I still haven't found the difference between you and me and why it's fixed when I downgrade SpringBoot.

How do you see the output when you check developer mode - network?

Comment From: wilkinsona

How do you see the output when you check developer mode - network?

It's the same as it was with curl: text/html;charset=UTF-8

Looking at the headers in your request that's receiving an ISO-8859-1 response led me to try sending a request with an Accept-Language header. By default in Chrome, the header's value is en-GB,en-US;q=0.9,en;q=0.8 for me and curl doesn't send one at all by default. If I send the same header as your browser, I can reproduce the problem:

$ curl -i localhost:8080 -H "Accept-Language: ko-KR,ko;q=0.9"
HTTP/1.1 200 
Content-Type: text/html;charset=ISO-8859-1
Content-Language: ko-KR
Content-Length: 193
Date: Thu, 31 Aug 2023 10:54:47 GMT

<!DOCTYPE HTML>
<html>
<head>
    <meta http-equiv="Content-Type" content="text/html; charset=UTF-8" />
    <title>??? ?? ????</title>
</head>
<body>
<h1>??? ??? ???? ? ???</h1>
</body>
</html>

I'm not yet sure why it has the effect that it does, but it gives me something to investigate.

Comment From: wilkinsona

The problem is due to Tomcat's mapping of locales to charsets.

Without an Accept-Language header, the default locale is used. On my machine this is en_GB which is mapped to UTF-8. With an Accept-Language header of Accept-Language: ko-KR,ko;q=0.9 the locale is ko_KR. Tomcat has no charset mapping for this locale. This results in the default character encoding being used and the Servlet spec states that this is ISO-8859-1.

Tomcat provides a flag that can be used to disable its enforcement of the default character encoding but it doesn't really help.
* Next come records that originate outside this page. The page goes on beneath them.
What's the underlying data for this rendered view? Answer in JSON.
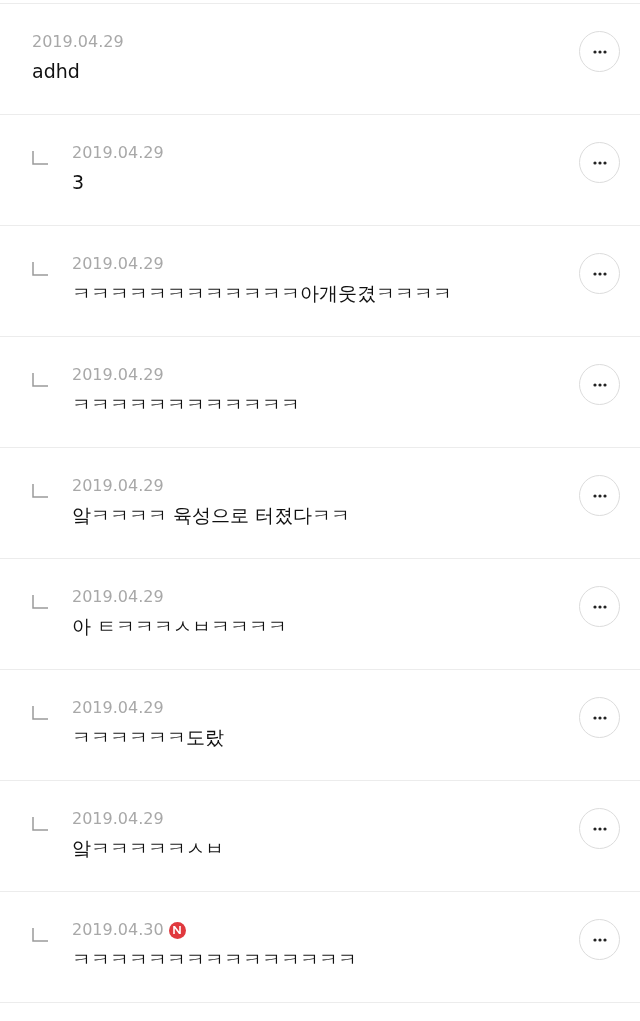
{
  "comments": [
    {
      "kind": "comment",
      "date": "2019.04.29",
      "text": "adhd",
      "new": false
    },
    {
      "kind": "reply",
      "date": "2019.04.29",
      "text": "3",
      "new": false
    },
    {
      "kind": "reply",
      "date": "2019.04.29",
      "text": "ㅋㅋㅋㅋㅋㅋㅋㅋㅋㅋㅋㅋ아개웃겼ㅋㅋㅋㅋ",
      "new": false
    },
    {
      "kind": "reply",
      "date": "2019.04.29",
      "text": "ㅋㅋㅋㅋㅋㅋㅋㅋㅋㅋㅋㅋ",
      "new": false
    },
    {
      "kind": "reply",
      "date": "2019.04.29",
      "text": "앜ㅋㅋㅋㅋ 육성으로 터졌다ㅋㅋ",
      "new": false
    },
    {
      "kind": "reply",
      "date": "2019.04.29",
      "text": "아 ㅌㅋㅋㅋㅅㅂㅋㅋㅋㅋ",
      "new": false
    },
    {
      "kind": "reply",
      "date": "2019.04.29",
      "text": "ㅋㅋㅋㅋㅋㅋ도랐",
      "new": false
    },
    {
      "kind": "reply",
      "date": "2019.04.29",
      "text": "앜ㅋㅋㅋㅋㅋㅅㅂ",
      "new": false
    },
    {
      "kind": "reply",
      "date": "2019.04.30",
      "text": "ㅋㅋㅋㅋㅋㅋㅋㅋㅋㅋㅋㅋㅋㅋㅋ",
      "new": true
    }
  ]
}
Not with curl at least. With the org.apache.catalina.connector.Response.ENFORCE_ENCODING_IN_GET_WRITER system property set to false, the Content-Type changes to omit the charset, but the UTF-8 characters are still corrupted:

curl -i localhost:8080 -H "Accept-Language: ko-KR,ko;q=0.9"
HTTP/1.1 200 
Content-Type: text/html
Content-Language: ko-KR
Content-Length: 193
Date: Thu, 31 Aug 2023 11:24:59 GMT

<!DOCTYPE HTML>
<html>
<head>
    <meta http-equiv="Content-Type" content="text/html; charset=UTF-8" />
    <title>??? ?? ????</title>
</head>
<body>
<h1>??? ??? ???? ? ???</h1>
</body>
</html>

Instead, the problem can be addressed by mapping the ko locale to UTF-8:

server.servlet.encoding.mapping.ko=UTF-8

This property is equivalent to the <locale-encoding-mapping-list> entry in web.xml.

Without this custom mapping, the same problem occurs with Jetty as it defaults to ISO-8859-1 as required by the servlet spec. Interestingly, it does not occur with Undertow which uses UTF-8 regardless.

While server.servlet.encoding.mapping is listed in the configuration properties appendix, it isn't mentioned anywhere in the rest of the reference documentation as far as I can tell. I think we should use this issue to correct that.